# Week 2- Data Structures and Dataframe Operations

**Objectives**: Today we are going to explore both Python-specific and general data structures that are important to data science. We will cover the following:
  
* Variables and datatypes
* Strings, lists, and tuples
* Arrays, dataframes and series
* Basic dataframe operations
* Dictionaries and JSON

## Variables and Basic Datatypes

Variables in Python are names for values that are stored in memory. Typically, variables in Python are lower case letters that describe the value of the variable like:

<code>counter = 2</code>

Unlike other languages, Python uses dynamic typing, so datatypes are inferred from the value of the variable. In the "<code>counter</code>" example above, Python assumes that the "2" is an integer or type of <code>int</code>. 

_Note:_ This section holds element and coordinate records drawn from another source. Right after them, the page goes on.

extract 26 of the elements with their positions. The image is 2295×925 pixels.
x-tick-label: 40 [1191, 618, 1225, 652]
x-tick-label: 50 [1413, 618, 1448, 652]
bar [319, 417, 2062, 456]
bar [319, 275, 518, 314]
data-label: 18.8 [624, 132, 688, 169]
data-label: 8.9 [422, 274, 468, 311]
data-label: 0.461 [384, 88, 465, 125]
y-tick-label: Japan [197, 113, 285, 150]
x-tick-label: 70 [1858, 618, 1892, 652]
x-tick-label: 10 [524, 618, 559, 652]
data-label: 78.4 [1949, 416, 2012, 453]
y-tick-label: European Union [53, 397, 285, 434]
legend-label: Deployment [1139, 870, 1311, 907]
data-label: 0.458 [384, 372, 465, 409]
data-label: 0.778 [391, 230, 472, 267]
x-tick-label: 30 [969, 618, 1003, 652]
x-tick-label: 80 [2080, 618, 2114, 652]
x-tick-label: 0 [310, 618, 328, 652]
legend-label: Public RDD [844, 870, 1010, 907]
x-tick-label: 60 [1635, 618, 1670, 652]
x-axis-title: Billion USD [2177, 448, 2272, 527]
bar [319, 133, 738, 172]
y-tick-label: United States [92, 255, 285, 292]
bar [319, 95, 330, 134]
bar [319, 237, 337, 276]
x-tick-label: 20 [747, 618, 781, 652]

Knowing that <code>counter</code> is an integer is critical if you plan to do any calulations with it. For example, if wanted to divide the value in <code>counter</code> by 2 expecting the answer to be .5, you would be mistaken. Try this in the code block below:

In [None]:
# Assign 2 to a variable named "counter"

# Divide "counter" by two


**Some Basic Built-in Datatypes**

Python 2.7.x has the following built-in numeric datatypes:

* <code>int</code>: plain integers like 4
* <code>float</code>: floating point numbers like 4.0
* <code>complex</code>: complex numbers like 4j

To determine the datatype of any object, you can use the <code>type</code> function like:

<code>type(object)</code>

Many analytic tasks use numeric types, so it is good to be familar with them. Beyond numeric values, many analytic tasks will also include other built-in types like:

Boolean types:
* <code>bool</code>: boolean like True or False

Sequence types:
* <code>str</code>: string like this sequence of characters "this is a string"
* <code>list</code>: list like this list of ints: [1,2,3]
* <code>tuple</code>: tuple like this tuple of ints: (1,2,3)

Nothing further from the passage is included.